This is today's entry in Sue's CaringBridge journal, copied here with her permission. You are welcome to leave notes for them here on the forum:
Wednesday, February 24, 2010 4:19 PM, CST
First of all, before I forget… YAY! The blood clot issue of last week is history! Jack’s Thursday night CT-scan revealed no abnormalities that need further treatment. What a relief! At the same time, Jack’s mouth infection from last week left him unable to eat; that, combined with the earlier radiation causing him to lose his sense of taste (everything he eats tastes like some form of ground-up paper and makes him nauseous) have caused him to lose yet another ten pounds in ten days.
The past two months have been pretty rough… but somehow we have managed to remember that each day has brought its own share of progress. Remembering back to December, Jack was in extreme pain, could barely stand or walk, and learned that he had Stage Three Myeloma (there is no Stage Four – his is as bad as it gets). In the preceding weeks, he had lost at least 4 inches in height (due to vertebral collapse) and since then, he has lost almost 60 pounds. But the miracle workers at M.D. Anderson Cancer Center have worked their magic: after many treatments, drugs, tests, and procedures, they have beaten the myeloma down to the point where he is a candidate for a stem cell transplant.
A stem cell transplant involves giving Jack a drug that makes his bone marrow over-produce stem cells, at which point the excess cells are dumped into his blood. There, they are harvested and when enough have been collected, Jack will receive high-dose chemotherapy: it will destroy his entire bone marrow system. The harvested stem cells will then be re-injected into his body. They have to “learn” where their new home is – and as they do, they will “engraft” in his bone marrow and start producing healthy blood. Being a computer engineer, Jack calls this whole process a “wipe and load” of his bone marrow -- it’s a difficult, risky process, but Jack is ready to cross this bridge, as he has all others to date, knowing that his doctors hold great roadmaps to guide him across the minefield.
Today, we met and fell in love with Jack’s new stem cell transplant doctor. His presence and interest in his patient, his honesty and directness, and his surety about what needs to be done, gave us all the confidence in the world that we are moving forward at breakneck speed into a world Jack has not yet seen: remission. Tentatively, Jack will start the stem cell transplant process on March 29. Five to seven weeks later, he will emerge with new bone marrow. The biggest risk involves infection: Jack will have no immunity… NO immunity… until the engraftment takes place. At that point, he will have to rebuild all his old immunities – starting with the re-taking of the vaccinations of childhood.

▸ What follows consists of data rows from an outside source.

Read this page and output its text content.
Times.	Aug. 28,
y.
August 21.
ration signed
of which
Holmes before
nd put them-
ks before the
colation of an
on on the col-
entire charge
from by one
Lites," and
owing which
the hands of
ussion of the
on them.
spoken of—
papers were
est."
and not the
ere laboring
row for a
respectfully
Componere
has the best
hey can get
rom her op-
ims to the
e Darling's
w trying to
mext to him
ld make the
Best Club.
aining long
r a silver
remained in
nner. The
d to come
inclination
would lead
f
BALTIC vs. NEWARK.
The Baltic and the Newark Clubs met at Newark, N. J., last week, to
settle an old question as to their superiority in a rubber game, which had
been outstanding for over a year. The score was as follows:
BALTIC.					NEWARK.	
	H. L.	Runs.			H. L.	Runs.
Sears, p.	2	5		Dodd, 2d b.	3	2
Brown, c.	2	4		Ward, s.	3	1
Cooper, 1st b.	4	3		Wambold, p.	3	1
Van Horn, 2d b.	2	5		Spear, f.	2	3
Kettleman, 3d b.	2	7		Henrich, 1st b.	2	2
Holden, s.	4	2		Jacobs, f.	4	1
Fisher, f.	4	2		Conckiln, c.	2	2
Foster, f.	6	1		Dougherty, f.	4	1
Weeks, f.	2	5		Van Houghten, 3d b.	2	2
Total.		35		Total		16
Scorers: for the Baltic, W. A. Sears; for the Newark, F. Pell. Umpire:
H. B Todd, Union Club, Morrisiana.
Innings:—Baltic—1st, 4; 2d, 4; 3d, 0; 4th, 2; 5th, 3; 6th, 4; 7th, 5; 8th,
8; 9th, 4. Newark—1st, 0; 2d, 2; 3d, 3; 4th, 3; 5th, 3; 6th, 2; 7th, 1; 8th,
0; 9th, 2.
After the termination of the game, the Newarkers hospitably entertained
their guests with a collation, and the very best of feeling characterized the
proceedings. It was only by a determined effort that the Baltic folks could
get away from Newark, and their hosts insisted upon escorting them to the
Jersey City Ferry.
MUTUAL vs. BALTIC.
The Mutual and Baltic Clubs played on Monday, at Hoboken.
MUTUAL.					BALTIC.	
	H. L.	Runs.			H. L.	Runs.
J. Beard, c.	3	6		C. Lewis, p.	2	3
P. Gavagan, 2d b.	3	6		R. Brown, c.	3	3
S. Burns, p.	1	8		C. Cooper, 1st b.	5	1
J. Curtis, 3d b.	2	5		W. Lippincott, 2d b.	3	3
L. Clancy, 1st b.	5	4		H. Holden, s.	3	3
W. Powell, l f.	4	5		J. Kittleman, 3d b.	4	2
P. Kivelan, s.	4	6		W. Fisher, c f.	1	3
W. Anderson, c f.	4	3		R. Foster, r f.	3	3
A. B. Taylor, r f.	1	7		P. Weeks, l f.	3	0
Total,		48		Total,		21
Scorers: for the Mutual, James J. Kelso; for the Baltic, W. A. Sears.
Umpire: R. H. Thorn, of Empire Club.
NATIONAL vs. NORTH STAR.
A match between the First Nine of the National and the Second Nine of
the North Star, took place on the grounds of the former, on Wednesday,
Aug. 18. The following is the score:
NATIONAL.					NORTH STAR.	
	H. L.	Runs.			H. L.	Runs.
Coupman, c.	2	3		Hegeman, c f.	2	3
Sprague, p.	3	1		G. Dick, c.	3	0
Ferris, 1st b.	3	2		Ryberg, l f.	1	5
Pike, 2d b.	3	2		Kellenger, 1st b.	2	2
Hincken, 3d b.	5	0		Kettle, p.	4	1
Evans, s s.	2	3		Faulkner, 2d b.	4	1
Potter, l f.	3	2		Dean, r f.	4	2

Much has to happen between now and March 29 – new bone marrow aspirations, dental cleaning, echocardiograms, chest x-rays, and so on. Next week he meets with the “pain doctor” -- his job is to help patients manage pain. He will determine if Jack might benefit from “kyphoplasty;” Jack has seven collapsed discs and in this local-anesthetic surgery, physicians pump cement into vertebrae to prevent further collapse, prevent nerve impingement, and relieve pain. Jack’s signal symptom of the myeloma right now is still back pain – he cannot sit up straight or stand for more than 10 minutes without experiencing pain (and that’s while he’s on pain pills). If Jack can have this surgery, it might relieve the remaining back pain he has, which would be wonderful!
Jack and I cannot thank all of you enough for your friendship – and the continued physical, emotional, and spiritual support you have provided. Special thanks go to Jean for a pork roast and wonderful spaghetti, to Fran for tasty soup, and to Joy for delicious banana bread. WA – I love the flowers! Missy – Jack so appreciates your visits (with WA, too!). Also, thanks to Mark and Susan for co-piloting on our trips downtown; they really have done wonders to keep me relaxed and on an even keel. And to Mary W for continued guidance, to many of you who have sent cards and emails, and to many more who continue to make guestbook entries – they are great boosts for Jack, who otherwise spends many of his days in isolation. We simply cannot begin to thank everyone for their friendship -- words are not enough, but please trust that we deeply appreciate each of you!